When we came home, we just needed to carry all our stuff for camping into the “garage”. During the past 2-3 years we had bought nearly all we thought we could need for a great campervan life. In the very beginning, we were determined to get a caravan, but as time passed by (and it took a while before our summerhouse in Denmark was sold), we realized a motorhome was much, much better for what we expected would fit our ideas of camping. Most of the things we acquired during this period, to be used in a caravan, could also be used in our motorhome. Then we drove to our parking place.

The day after, we spent the whole day unpacking, arranging everything in the kitchen, making the beds, sorting technical stuff in boxes in the garage, mounting propane gas cylinders (for the fridge and refrigerator, and for heating as well as hot water), making sure the external outlet for the BBQ gas was working, checking the WiFi connection, TV signal…. All was good, as expected, but still 😊

Then, this Easter, we went for our first trip. We just needed to pack a few items like clothes, some food, and drinks. On the way to our destination, we made a stop by a vehicle weigh station, just to check – all was good.

At our destination, we still needed to fill up our fresh water tank. This was where 2 of 3 challenges hit us. When filling the tank, the water was running out under the motorhome. Why? Well, it turned out that the drain valve was set to open instead of closed 😊So far so good.

The valve, as marked with the arrow, was supposed to be turned completely clockwise, to make sure the water stays in the tank. When turned anti-clockwise, it will empty the tank to a level of about 20 liters. (And if turning over the first stop, even empty the tank completely, if the motorhome is parked in level).

But that wasn’t enough.
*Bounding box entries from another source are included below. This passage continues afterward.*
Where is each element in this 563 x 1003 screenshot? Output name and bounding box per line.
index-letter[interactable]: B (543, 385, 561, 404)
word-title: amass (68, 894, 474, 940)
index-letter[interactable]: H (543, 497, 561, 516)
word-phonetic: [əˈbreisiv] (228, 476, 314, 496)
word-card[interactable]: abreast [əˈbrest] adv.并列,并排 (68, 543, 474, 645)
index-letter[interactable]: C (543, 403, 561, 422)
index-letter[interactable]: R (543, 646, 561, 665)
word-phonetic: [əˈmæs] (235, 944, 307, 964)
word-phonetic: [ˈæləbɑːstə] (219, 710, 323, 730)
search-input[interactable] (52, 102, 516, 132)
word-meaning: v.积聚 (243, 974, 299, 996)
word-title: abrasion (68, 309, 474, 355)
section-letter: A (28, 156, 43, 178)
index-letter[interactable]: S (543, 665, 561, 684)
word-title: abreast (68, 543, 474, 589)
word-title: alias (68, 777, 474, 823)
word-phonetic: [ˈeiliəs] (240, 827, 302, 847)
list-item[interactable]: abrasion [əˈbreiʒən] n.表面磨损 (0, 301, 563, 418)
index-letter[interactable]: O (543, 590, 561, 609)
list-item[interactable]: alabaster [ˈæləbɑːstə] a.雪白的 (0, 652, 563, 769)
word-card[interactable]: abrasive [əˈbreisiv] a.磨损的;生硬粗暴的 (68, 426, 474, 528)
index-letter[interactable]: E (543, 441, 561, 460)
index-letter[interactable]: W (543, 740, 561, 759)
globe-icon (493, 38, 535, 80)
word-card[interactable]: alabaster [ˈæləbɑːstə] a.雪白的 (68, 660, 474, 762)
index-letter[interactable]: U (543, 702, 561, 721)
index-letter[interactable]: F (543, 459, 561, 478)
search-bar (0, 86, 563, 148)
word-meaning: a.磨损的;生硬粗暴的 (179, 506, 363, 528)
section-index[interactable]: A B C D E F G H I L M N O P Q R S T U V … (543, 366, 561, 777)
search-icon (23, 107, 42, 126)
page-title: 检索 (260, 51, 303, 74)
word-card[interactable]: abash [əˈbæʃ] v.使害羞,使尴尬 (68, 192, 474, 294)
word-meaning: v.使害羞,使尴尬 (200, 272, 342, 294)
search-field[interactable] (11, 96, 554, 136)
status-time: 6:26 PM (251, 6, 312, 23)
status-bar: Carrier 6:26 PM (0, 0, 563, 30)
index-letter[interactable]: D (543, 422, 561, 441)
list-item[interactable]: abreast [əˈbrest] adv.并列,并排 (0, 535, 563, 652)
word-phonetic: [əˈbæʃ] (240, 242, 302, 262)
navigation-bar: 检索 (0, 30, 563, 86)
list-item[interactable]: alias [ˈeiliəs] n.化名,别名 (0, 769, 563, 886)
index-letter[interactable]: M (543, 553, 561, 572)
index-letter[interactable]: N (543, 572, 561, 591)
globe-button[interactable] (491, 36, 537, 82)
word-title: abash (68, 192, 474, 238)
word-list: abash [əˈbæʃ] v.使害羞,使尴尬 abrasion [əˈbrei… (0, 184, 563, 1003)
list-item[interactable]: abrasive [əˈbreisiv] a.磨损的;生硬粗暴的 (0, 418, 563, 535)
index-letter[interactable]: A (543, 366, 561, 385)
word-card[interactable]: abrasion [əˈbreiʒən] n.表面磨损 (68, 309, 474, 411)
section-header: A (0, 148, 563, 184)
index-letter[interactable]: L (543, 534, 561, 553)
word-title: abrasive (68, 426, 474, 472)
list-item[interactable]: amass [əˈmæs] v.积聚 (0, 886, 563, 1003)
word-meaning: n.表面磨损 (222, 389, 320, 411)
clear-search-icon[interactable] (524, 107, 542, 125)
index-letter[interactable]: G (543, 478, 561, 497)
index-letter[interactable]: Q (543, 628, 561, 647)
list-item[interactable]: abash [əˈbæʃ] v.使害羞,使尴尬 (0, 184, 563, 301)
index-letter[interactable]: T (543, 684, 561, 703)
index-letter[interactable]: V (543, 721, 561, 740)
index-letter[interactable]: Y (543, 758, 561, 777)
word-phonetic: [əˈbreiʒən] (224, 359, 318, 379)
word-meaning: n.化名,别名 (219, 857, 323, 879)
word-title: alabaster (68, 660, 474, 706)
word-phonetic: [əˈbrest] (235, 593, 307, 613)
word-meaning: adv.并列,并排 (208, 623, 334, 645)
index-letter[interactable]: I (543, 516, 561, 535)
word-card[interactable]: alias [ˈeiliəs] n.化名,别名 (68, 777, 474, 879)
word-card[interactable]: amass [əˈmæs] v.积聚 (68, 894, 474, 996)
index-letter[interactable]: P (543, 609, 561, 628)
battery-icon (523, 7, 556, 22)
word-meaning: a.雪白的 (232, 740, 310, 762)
Water was also running out under the opposite side – the frost control valve for the heating system was in the wrong position, so it drained itself. Closed the valve, all was ok, finally. By the way, our water hose was too short, and I didn’t bother starting the motorhome again, so I had to walk a number of times with the water can, to fill in freshwater 😊.

The arrows mark two things on the frost control switch. The upper is showing the position of the switch to let water through from the heating appliance from Truma. The lower arrow shows the position of the switch in normal operation. If the temperature has been below 3 to 4 degrees Celcius, and the heating was not on, the button will spring out and water in the heating device will be emptied to avoid frost damages in the equipment.

The last little issue was a beginner’s fail by placing stuff in the drawers. A handle from a frying pan had turned during driving, so the drawer couldn’t open. With help from a torch and a long palette knife, the panhandle was turned and the drawer could be opened. During this operation, one of Lene’s fingers was squeezed into the drawer ☹.

So far so good. And everything else works very well. The 2 x 110-watt solar panels are doing a good job, so the 100AH lithium battery is almost always on more than 90 % capacity. And the new Cadac quick release connector for the external gas outlet fits perfectly, so we are prepared for barbecuing without having to bring an additional gas cylinder.

Lene had prepared a delicious chili con carne at home, so the first dinner was easy. And we were placed on a great spot on the campsite, with a wonderful view of Lake Thun. So much, from our first days as campers – we think we like it.

All in all, minor problems, and with a solution for each of them, it was just lessons learned. Now we can focus on other interesting things and even read some of the user guides (perhaps) and learn a lot more about our wonderful new Hymer motorhome. There are so many interesting details.